5 Things to Expect on a Historical Theme Cruise

December 9, 2013 | By | No Comments

Step aboard the S.S. Legacy, Un-Cruise Adventures’ one-of-a-kind heritage-style ship, and prepare to enter a time warp. Added to the fleet in August, the 88-passenger vessel, previously named Spirit of ’98, focuses on historic programs onboard and in ports, following in the footsteps of early explorers, prospectors and pioneers along the Columbia and Snake rivers and in Alaska. The crew dress in period costumes – and encourages cruisers to play along too.
Sound too corny for you? With Legacy, Un-Cruise is targeting the less sporty, more inquisitive cruiser. If the shoe fits, why not wear it showboating? Here’s what to expect if you go:
All In.  Most cruises come with a cast of fascinating characters. Usually it’s the passengers. On this trip, it’s the crew. Even deck hands get in on the act, dressing as old-fashioned showboat workers.
Then there are the stars, the entertainment staff dressed as real people from the late-1800s. On my Columbia River cruise out of Portland, Oregon, entrepreneur Sam Hill roamed the decks in a felt hat, dark suit and tie. Sugar heiress and art patron Alma Spreckels dressed for success in flowing gowns. Dress code for the rest of us? What dress code? It’s totally casual.
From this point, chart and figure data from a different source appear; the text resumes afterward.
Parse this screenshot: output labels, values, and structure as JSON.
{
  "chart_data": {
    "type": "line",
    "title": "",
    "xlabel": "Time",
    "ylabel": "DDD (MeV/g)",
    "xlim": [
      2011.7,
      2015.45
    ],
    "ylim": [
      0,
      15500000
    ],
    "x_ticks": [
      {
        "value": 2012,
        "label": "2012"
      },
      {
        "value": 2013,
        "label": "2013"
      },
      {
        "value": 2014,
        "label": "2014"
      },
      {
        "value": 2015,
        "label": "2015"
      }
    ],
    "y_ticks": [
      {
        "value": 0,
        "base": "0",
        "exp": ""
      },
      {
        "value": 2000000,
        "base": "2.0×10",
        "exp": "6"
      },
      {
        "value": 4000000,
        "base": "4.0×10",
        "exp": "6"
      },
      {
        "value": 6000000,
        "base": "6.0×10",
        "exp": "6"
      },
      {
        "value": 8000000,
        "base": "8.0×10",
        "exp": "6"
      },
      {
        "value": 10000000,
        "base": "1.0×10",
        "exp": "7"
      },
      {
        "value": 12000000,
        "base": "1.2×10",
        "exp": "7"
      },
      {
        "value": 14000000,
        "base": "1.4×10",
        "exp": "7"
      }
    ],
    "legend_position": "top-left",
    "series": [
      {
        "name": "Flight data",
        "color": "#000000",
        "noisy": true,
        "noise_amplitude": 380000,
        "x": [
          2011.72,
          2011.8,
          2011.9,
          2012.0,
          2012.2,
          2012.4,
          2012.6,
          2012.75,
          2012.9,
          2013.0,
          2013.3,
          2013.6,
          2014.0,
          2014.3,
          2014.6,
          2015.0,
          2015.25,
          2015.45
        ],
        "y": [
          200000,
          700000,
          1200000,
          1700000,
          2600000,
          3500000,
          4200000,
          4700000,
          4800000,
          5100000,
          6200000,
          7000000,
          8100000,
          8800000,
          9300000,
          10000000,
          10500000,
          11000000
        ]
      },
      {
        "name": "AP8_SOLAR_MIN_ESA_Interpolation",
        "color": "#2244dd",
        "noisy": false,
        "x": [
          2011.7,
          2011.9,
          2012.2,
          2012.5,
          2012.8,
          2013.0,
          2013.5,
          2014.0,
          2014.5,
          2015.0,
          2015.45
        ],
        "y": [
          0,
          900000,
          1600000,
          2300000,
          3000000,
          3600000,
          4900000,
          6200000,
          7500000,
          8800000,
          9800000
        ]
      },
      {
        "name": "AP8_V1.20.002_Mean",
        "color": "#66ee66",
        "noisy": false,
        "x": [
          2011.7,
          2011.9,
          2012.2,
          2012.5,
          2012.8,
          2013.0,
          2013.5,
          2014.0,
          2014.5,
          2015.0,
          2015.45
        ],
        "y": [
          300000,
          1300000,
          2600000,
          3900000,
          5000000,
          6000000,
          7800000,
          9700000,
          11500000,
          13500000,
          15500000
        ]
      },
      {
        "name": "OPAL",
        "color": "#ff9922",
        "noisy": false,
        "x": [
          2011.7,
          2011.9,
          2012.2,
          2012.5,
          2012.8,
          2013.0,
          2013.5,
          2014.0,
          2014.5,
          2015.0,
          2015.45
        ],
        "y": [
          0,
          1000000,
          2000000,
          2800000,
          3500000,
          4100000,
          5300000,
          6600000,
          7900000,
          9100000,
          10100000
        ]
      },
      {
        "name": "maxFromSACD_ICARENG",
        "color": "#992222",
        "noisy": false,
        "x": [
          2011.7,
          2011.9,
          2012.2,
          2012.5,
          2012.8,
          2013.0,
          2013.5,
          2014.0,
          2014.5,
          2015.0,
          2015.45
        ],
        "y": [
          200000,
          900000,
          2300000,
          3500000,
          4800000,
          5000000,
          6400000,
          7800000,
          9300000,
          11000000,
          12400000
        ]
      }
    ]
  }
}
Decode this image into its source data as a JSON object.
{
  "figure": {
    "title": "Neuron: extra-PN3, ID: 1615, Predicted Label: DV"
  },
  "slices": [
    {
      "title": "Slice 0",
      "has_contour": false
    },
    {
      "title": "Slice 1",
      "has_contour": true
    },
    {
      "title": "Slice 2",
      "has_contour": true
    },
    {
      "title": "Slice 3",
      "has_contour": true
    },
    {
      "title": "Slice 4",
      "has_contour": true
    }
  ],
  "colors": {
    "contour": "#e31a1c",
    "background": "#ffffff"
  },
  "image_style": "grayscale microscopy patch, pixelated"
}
Safari Legacy crew/Photo courtesy of Eric Lindberg
Talking Heads. Not only do the onboard actors look the part, they speak it. They take this role-playing seriously, setting the stage for the ports that follow. The major players actually stay in character when you talk with them, unlike the silent Mickey Mouse and Donald Duck of Disney fame, for daytime lectures about historic events and while starring in after-dinner shows. After a day or two, I started thinking of the actors as real folks from the past and would have been startled to see them wearing jeans and T-shirts.
Of course, it helps that Legacy looks its part. The ship is a recreated coastal steamer that whisks you back to the days when riverboats looked like fancy, white-frosted wedding cakes.
Play Dress Up. You, too, can jump on the riverboat bandwagon. Drop by the Pesky Barnacle Saloon where you’ll find a trunk packed with hats and other good-old-days gear. Help yourself to a shot of whiskey or a mason jar of frosty tap beer—all drinks are included—and settle down to a not-so-serious game of poker. Passengers on my cruise readily joined in crew-organized card games, but otherwise left the fancy dress to the occasional photo op or late night antics.
Mind your Manners. When was the last time you hugged your captain? Bet she wasn’t wearing a floor-length 1800s dress and an enormous velvet hat. The old-fashioned mannerisms continue when you go ashore. In The Dalles, Oregon, folks from the visitors’ bureau dress as turn-of-the-century floozies, gunslingers and the sheriff. Sorry gals, only the floozies give kisses.
Beyond Yesteryear. Legacy isn’t always about the past. On the Pacific Northwest rivers, you’ll fast forward to trendy Washington wineries in Walla Walla, zoom 50 miles up the Snake River on a wild jet boat ride and lock through eight state-of-the-art dams. In Alaska, nature’s cast of characters (whales, bears, eagles, otters) supplies hours of entertainment, right along with Gold Rush prospectors (your crew).